Anomaly Detection for Cooperative Adaptive Cruise Control in Autonomous Vehicles Using Statistical Learning and Kinematic Model

Abstract

This paper focuses on Cooperative Adaptive Cruise Control (CACC) in autonomous vehicles. In CACC, vehicles regulate their speed according to a preceding “leader” vehicle in the lane, forming a platoon. In a benign environment, CACC reduces fuel consumption, maximizes road capacity, and ensures traffic safety. However, CACC is vulnerable to various security threats. In this paper, we consider one of the critical threats, where the platoon leader is compromised, and forges acceleration information sent to platoon members. Such attack would lead to traffic instability and potential collisions. First, we propose information sharing in CACC model to allow vehicles and fixed infrastructure to sense and share information about platoon leaders, hence improves the reliability and supports the detection of anomalous behavior.
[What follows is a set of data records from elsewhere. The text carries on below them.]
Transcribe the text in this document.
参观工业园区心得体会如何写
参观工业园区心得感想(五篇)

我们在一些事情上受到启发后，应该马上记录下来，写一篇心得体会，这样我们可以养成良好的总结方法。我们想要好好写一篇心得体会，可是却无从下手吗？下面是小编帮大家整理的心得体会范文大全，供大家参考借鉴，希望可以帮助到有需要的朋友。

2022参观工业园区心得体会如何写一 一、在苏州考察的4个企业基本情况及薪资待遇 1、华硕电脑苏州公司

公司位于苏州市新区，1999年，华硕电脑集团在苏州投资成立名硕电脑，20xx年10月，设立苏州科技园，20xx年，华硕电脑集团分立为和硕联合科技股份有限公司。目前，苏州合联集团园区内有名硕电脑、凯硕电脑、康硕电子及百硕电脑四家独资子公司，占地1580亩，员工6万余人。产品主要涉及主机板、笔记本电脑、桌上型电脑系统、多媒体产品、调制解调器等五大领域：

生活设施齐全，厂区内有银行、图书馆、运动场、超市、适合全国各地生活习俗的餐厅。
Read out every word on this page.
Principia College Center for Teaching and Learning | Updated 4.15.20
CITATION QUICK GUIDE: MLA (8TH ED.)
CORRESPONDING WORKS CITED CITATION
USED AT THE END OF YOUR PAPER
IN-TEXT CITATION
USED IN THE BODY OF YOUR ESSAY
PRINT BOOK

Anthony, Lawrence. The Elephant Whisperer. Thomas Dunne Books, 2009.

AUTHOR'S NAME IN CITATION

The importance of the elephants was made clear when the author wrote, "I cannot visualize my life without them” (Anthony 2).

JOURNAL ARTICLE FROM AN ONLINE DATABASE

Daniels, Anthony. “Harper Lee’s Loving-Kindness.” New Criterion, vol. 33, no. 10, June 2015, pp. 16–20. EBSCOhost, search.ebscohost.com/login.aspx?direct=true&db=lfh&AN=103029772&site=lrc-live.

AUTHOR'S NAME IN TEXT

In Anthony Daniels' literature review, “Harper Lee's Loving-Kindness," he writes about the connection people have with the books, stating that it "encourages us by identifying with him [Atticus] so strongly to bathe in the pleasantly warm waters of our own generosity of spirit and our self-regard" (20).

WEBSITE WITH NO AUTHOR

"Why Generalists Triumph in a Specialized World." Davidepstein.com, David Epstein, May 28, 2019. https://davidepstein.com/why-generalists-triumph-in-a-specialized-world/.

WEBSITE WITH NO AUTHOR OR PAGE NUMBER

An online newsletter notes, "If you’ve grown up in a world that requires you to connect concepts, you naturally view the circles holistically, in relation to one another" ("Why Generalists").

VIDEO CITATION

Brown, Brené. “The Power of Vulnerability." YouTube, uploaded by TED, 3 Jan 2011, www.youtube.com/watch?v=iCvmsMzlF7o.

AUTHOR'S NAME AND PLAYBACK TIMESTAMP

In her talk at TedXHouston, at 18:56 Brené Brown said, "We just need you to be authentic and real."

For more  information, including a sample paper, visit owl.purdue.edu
Then, we propose a real-time anomaly detection mechanism that combines statistical learning with the physics laws of kinematics. Specifically, we propose Generalized Extreme Studentized Deviate with Sliding Chunks (GESD-SC) approach, which is applied at each vehicle in the platoon to detect anomalies in real-time based on the vehicle's own speeding decisions. Kinematic model is also utilized to detect unexpected deviations using the leader's information, communicated directly and observed by the leader's neighboring vehicle(s) and/or supporting infrastructure. Combining kinematic model with GESD-SC has shown to be effective in detecting falsification attacks in CACC. Furthermore, we analyze the time performance, and show that the proposed technique outperforms existing method in detection accuracy and processing time.